31. Dezember 2010

Auf ein Neues, ohne Böller und Raketen im Nationalpark

Feuerwerk über Juist, Foto (C): Voß

Bevor sich der Wattenrat aus diesem Jahr verabschiedet und allen Leserinnen und Lesern ein „gutes Neues“ wünscht, seien einige Worte zum Jahresabschlussknalleffekt erlaubt: Heute in der Silvesternacht wird wieder der Teufel im Nationalpark und „Weltnaturerbe“ los sein, Böller und Silvesterraketen der Einheimischen und zahlreich angereisten Touristen werden die ohnehin kälte- und eisgestressten Wat- und Wasservögel des Wattenmeeres weiträumig von ihren Futter- und Rastplätzen vertreiben. Das Lärmen, Stören und Vertreiben von Tieren ist  nach dem Nationalparkgesetz nicht erlaubt, das Böllern schon, wenn es in den unmittelbar angrenzenden nationalparkfreien Ortslagen oder an den Deichen geschieht; Feuerwerke und Böller aus den Ortslagen und Deichen wirken aber weit in die Schutzzonen hinein. Es wird aber auch niemand da sein, um die Störungen zu unterbinden. Es gibt hier nur sechs hauptamtliche Nationalparkwärter auf einer Gesamtfläche von 3.500 qkm, ohne Boote, Fahrzeuge und Kompetenzen. Im Nationalpark Harz ist das anders geregelt, dort sind Böller und Feuerwerke ganzjährig verboten, die dortigen Ranger sollen das Verbot überwachen. Im Nationalpark Niedersächsisches Wattenmeer ist das bisher kein Thema.

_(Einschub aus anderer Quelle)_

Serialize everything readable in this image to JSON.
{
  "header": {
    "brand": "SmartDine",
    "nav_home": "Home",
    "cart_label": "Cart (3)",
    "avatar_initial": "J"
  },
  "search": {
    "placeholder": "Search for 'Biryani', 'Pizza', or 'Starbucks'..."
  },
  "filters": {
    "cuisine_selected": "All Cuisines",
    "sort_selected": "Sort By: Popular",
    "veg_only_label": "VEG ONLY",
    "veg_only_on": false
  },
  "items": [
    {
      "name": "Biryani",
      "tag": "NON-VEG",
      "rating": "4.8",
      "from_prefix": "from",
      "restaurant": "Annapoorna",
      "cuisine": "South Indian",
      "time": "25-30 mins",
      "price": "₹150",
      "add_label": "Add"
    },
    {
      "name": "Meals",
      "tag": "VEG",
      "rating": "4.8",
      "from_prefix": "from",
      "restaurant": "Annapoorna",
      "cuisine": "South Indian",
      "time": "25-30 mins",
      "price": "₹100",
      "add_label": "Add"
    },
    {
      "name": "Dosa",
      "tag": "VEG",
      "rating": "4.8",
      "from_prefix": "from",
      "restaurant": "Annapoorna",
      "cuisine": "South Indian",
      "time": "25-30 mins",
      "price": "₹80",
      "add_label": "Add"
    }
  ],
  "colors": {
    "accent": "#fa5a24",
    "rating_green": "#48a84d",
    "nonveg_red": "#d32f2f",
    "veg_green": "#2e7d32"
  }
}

Nicht nur zu Silvester, zu vielen kleinen Festlichkeiten werden schon Feuerwerke abgebrannt, zuletzt im Sommer auf Juist und in Bensersiel direkt am Nationalpark. Vielleicht kommt man auf Juist von selbst auf ein Böller- und Raktenverbot: Die Insel will erklärtermaßen „klimaneutral“ werden und sich eine „CO2-Diät“ verordnen!  Man sieht daran, wie wenig eigentlich der tatsächliche Nationalparkgedanke zum Schutz der Tiere und Pflanzen in den hiesigen Köpfen angekommen und verankert ist, der auch mit Rücksichtnahme verbunden sein sollte. Wenn es um die Vermarktung dieses Großschutzgebiets geht, sind alle dabei, dafür haben wir ja nun auch ein „Weltnaturerbe“, von dem die Tiere und Pflanzen allerdings nichts gemerkt haben. Dass sich dieses zum Positiven ändern möge, wünscht sich der Wattenrat.  Allen Leserinnen und Lesern wünschen wir ein gutes neues Jahr 2011!